In order to objectively evaluate the performance of the various fusion methods involved in this paper, corresponding to the results of the RS fusion shown in Fig. 5, the evaluation index values are shown in Table 2, respectively. From the quantitative evaluation in Table 2 (in each table the best fused results are indicated in bold), we can find that in all the algorithms used in this paper for quantitative comparison, the proposed method is the most competitive method. This means that the fusion method proposed in this paper can better preserve the spectral information and inject more spatial information into the fused image in a better way.

Table 2 Quantitative results on quick-bird dataset for different methods

Comparisons Based on Real Data

Each fusion method was evaluated on real data without real reference in this section. Figures 6 and 7 show the fused images on the real Quick-Bird and WorldView-2 data, respectively. The Quick-Bird data including the natural landscape and the river, and the main content of WorldView-2 data is a town. Figs 6 and 7a are interpolation images, which based on real low spatial resolution multi-spectral images. Figure 6 and 7b are the panchromatic images accordingly. Figure 6d–k and Fig. 7d– k display the fusion results of PCA, GS, AWLP, GLP, CNMF, CNN, DCNN, and the proposed MSCNN method.

Fig. 6
figure 6

Fused results on the real Quick-Bird data

Fig. 7
figure 7

Fused results on the real-WorldView-2 data

Due to the lack of a real reference image, we can only display visual results for real data sets. For better observation, a zoomed view of a particular area is provided in each fused image and is marked with a larger blue rectangle. Compare with the actual low spatial resolution multispectral image displayed in Fig. 6 and 7a, the PCA, GS, and CNMF algorithms still suffer from some severe spectral distortion in the enlarged blue rectangular area near the river.
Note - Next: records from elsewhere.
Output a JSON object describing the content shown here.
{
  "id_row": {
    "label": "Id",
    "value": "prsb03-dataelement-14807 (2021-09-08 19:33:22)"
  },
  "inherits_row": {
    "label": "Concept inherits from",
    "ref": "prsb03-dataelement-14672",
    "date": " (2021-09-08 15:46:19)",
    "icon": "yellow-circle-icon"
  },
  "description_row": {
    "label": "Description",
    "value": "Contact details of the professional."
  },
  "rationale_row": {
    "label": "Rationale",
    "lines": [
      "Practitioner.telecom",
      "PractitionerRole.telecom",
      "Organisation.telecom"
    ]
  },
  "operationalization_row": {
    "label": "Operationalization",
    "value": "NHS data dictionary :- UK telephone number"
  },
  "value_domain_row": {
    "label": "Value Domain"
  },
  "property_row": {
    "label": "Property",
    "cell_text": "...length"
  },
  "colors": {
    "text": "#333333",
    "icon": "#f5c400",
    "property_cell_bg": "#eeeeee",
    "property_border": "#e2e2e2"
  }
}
The fused RS image obtained by the GLP method produces a ringing effect along the river bank in Quick-Bird. The fused image yielded by the AWLP method is blurry in the whole region. Although the hyper-spectral quality of the fusion results obtained by the CNN and DCNN methods is satisfactory, compared to low-resolution multispectral images, it does not improve much spatial resolution. In contrast, this method achieves a good fusion effect in the case of untraceable spectral distortion and significantly improved spatial resolution. However, the detail information of fused image in MSCNN is much clear than other fusion methods. From Fig. 6 and 7, it is very powerful proof that the proposed MSCNN RS image fusion method can gets very competitive visual effects. Through the experiments of these two real data, the effectiveness of the proposed method is proved.

Conclusions

CNN has proven to be an effective method in the field of image processing. However, in the field of remote sensing image fusion, the introduction of the CNN model in recent years is still limited. Inspired by the immensely distinguished performance of CNN in the RS image field, a novel remote-sensing image fusion algorithm based on MSCNN is presented. Compared with the above-mentioned three typical RS image fusion algorithms, the MSCNN method can validly extract and fuse the features of the image well without artificially designing a particularly complex fusion rule. The most important innovation is that the proposed remote sensing image fusion method utilizes a set of convolutional neural networks (CNN) to perform multi-scale image analysis on each band of a multispectral image in order to extract the typical characteristics of different band of multispectral images. In addition, to prevent losing the information of the original image, the max-pooling layer of the traditional CNN is replaced with a standard convolutional layer, and the standard convolutional layer has one step size of 2. The RS image fusion results presented in this paper demonstrate that the proposed method is not only competitive with the most advanced methods, but also superior to other classical methods.